現地NPO応援基金[特定助成]大和証券フェニックスジャパン・プログラムでは、資金支援のほか、助成対象団体を主な対象とした「合同研修会」や「中間報告会」を助成期間中に実施しています。
現地NPO応援基金[特定助成]大和証券フェニックスジャパン・プログラムは、大和証券株式会社からの寄付により、現地NPOの組織基盤を強化するためにNPOが実施する「人材育成」の取り組みを応援するものです。
このプログラムでは、助成による資金支援のほか、助成開始直後と半年の時点で「合同研修会」を実施し、助成対象団体で互いに育成事業について報告し交流する機会を設けています。
通常であれば団体の皆さんに集まっていただくところですが、新型コロナ感染症拡大の影響により、合同研修に代わりオンラインで中間報告会を実施し、助成対象団体4団体と選考委員を含み15名が参加しました。
はじめに、選考委員長の須田木綿子氏(東洋大学 教授)よりご挨拶をいただき、オンライン中間報告会をスタートしました。
参加4団体による育成事業の中間報告
これまで半年間の育成事業の進捗状況について育成スタッフから報告が行われました。
コロナ禍で外部研修はままならないものの、今できることとして資格取得の勉強に励んだり、内部の体制整備を行ったり、新入スタッフの教育係になるなど、人材育成の時間をしっかりと確保されていました。スーパーバイザーからは、スタッフとともに自らも学びの時間としている、スタッフが成長したのでスーパーバイザーという役目は不要に思う、といった声が聞かれました。
(助成対象団体)
<継続助成> 4団体
●特定非営利活動法人TEDIC(宮城県石巻市)
計画名:子ども・若者支援事業マネージャー養成プロジェクト Vol.2
●特定非営利活動法人みんなのひろば(福島県伊達市)
計画名:みんなのひろば事務局整備プロジェクト2020
●認定特定非営利活動法人ふくしまNPOネットワークセンター(福島県福島市)
計画名:復興連携の核となるスタッフの育成計画
●特定非営利活動法人チームふくしま(福島県福島市)
計画名:震災から生まれた物語の伝承・伝達するためのための人材育成事業
ブレイクアウトセッション
つづいては、スーパーバイザーと育成対象スタッフに分かれてブレイクアウトセッションを行いました。

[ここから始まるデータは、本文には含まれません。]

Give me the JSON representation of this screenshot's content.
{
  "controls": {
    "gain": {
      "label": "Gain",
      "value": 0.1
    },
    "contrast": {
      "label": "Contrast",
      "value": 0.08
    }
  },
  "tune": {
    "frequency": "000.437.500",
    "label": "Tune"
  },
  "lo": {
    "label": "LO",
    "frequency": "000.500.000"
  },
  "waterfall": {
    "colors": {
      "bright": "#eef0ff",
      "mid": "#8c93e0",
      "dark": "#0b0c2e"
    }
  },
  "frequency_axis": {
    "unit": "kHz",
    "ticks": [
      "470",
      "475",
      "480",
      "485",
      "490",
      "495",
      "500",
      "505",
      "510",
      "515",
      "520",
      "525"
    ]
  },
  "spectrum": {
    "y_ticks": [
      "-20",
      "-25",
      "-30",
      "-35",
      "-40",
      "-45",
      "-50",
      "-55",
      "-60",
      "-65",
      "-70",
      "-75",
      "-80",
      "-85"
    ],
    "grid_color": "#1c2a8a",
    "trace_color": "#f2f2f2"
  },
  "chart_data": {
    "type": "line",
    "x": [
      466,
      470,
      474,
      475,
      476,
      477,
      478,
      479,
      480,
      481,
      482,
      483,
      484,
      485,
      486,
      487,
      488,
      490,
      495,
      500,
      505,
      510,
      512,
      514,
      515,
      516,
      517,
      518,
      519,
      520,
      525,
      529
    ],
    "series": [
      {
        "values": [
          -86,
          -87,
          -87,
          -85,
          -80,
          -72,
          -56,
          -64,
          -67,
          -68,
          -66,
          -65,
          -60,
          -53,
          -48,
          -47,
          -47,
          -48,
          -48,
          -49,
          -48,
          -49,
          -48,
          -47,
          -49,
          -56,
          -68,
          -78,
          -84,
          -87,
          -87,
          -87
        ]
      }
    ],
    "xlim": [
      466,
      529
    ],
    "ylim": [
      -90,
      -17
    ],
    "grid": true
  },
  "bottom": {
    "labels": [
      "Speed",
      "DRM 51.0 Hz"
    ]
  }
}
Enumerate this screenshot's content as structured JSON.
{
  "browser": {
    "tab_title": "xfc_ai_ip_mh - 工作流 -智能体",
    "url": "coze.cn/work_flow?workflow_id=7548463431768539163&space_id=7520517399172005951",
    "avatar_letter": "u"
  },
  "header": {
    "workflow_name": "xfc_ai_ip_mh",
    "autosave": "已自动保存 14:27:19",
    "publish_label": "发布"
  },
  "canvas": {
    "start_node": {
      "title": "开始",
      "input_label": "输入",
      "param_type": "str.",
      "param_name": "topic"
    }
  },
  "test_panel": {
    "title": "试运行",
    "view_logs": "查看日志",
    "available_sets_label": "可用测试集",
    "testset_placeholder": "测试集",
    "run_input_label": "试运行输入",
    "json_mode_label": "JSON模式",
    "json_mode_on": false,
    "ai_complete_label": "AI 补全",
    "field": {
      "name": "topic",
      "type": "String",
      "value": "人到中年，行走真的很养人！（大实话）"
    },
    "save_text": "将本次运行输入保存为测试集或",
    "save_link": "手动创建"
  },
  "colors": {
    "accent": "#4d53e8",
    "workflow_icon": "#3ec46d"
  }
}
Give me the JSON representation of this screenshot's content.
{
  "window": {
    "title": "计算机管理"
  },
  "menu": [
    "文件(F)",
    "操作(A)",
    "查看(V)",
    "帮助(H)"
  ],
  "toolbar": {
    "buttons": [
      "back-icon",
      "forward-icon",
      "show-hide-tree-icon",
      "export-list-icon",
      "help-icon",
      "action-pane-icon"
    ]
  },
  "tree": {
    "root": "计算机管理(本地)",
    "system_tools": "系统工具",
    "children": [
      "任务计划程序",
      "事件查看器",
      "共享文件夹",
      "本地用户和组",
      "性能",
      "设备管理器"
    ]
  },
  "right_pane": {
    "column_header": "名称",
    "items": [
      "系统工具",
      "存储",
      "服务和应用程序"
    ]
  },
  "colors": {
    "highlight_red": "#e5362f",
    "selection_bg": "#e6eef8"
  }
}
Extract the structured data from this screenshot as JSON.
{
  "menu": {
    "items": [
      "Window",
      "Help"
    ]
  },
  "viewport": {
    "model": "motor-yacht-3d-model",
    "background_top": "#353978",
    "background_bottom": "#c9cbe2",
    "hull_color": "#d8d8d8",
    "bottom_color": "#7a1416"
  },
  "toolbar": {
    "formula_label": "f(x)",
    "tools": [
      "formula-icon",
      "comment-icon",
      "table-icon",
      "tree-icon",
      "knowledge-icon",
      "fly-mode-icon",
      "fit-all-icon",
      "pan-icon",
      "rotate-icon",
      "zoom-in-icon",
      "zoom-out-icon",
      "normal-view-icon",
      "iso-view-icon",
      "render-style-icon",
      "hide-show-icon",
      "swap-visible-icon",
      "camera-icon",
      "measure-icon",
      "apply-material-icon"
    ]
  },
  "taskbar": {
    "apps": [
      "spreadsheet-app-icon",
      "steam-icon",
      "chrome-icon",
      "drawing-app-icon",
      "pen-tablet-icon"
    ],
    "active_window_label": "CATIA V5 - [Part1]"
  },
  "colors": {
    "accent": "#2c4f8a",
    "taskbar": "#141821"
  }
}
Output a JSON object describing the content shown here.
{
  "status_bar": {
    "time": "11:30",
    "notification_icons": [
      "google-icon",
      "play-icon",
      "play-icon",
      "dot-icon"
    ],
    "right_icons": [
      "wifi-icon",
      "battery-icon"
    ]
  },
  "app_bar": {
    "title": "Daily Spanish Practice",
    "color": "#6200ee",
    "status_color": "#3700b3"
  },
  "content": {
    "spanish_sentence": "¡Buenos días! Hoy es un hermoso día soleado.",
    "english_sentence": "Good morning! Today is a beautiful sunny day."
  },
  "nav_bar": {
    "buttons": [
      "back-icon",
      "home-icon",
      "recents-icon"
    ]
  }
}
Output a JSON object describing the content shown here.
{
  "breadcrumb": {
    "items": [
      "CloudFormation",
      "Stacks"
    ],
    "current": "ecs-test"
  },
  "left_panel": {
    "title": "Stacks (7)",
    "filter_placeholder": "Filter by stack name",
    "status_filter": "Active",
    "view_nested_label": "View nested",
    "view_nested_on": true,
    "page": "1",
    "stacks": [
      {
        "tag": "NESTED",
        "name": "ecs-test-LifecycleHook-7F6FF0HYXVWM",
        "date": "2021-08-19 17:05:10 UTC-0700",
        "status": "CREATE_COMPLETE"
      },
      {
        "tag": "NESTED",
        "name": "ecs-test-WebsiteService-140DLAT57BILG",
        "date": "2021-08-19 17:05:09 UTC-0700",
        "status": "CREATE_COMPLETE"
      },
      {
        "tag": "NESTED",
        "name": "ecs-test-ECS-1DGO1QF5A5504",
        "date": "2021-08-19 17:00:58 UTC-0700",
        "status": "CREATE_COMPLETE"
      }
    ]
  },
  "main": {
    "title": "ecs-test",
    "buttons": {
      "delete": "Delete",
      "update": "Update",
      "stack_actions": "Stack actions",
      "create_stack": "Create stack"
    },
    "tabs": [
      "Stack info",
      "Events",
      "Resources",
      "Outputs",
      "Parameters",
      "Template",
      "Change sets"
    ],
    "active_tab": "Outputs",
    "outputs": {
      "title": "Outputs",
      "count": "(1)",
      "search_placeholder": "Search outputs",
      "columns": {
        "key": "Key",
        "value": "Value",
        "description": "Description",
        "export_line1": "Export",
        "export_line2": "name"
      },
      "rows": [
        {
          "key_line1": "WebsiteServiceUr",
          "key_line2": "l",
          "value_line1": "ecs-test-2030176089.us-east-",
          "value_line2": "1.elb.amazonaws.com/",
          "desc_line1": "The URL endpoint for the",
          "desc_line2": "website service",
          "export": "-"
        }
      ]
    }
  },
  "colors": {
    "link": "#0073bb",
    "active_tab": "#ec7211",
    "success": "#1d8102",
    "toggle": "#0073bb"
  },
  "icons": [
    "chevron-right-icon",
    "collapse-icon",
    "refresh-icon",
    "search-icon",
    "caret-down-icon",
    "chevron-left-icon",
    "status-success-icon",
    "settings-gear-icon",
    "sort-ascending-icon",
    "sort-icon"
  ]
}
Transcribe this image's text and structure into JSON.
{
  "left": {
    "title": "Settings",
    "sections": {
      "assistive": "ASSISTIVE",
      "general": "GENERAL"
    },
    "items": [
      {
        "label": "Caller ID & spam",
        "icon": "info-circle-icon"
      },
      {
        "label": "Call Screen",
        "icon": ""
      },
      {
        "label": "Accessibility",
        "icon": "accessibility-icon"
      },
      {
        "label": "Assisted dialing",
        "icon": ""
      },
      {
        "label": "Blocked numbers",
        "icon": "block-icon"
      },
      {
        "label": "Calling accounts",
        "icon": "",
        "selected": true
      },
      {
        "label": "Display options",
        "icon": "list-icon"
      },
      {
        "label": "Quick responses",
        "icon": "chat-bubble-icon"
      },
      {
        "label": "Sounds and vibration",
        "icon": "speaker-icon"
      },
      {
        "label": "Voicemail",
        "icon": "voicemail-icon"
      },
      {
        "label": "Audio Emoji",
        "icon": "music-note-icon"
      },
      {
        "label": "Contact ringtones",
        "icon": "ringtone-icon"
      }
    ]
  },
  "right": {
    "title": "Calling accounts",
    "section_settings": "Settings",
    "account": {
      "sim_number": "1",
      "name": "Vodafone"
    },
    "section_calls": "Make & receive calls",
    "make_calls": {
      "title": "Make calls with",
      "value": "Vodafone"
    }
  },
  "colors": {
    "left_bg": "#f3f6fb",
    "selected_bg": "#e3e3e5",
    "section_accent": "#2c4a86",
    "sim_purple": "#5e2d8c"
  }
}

スーパーバイザーのセッションでは、育成責任者としての課題感について共有しました。みえにくい人材育成の成果をどうはかるのか。また、組織の“人”に対する考え方や事業の質によっても育成の方法は変わる。育成以前に、働き手が働きやすい方法を選択できることが組織にとっても良いのかもしれない、といった内容が話し合われました。
育成スタッフのセッションでは、それぞれ悩みの共有とアドバイスの交換を行いました。スーパーバイザーとの距離の取り方や、情報発信についてTPOを意識する必要があること、またSNSの活用に関する話題で話が進みました。
総括コメント
(市民社会創造ファンド 山岡理事長)
・継続助成2年目の皆さんで、安心してリアリティをもって報告内容を聞くことができた。人材育成について大事なことは、自分の組織の立ち位置を理解するとともに、その組織の中での自分の立ち位置を理解している必要がある。育成スタッフのブレイクアウトセッションは、SVとの関係についても話題になった。SVが責任感を持って、スタッフへの要求水準を高く設定しすぎてしまうこともある。ほったらかしというのもだめ。スタッフの方から声をかけてSVに相談できるようになって欲しい。つかず離れず、相談できるときに相談できるのが良い関係である。SVもあまり責任を感じすぎずに取り組んでいって欲しい。
さいごに
前回に続いてオンラインでの中間報告会を実施しました。発災から10年がたち、本助成対象団体の皆さんもじっくり地域や組織のことを見つめながら人材育成に取り組まれるようになってきました。今回の研修でも一組織を担う人材から地域の人材に、という言葉も出てきましたが、地域の未来を見据えて、人材含め知恵や資源を社会で共有していく段階に入ってきたように思います。
本助成は、この9月で終了となりますが、今後も地域のパートナーとしてお互いに協力し、さまざまな“知”を共有していきたいと思います。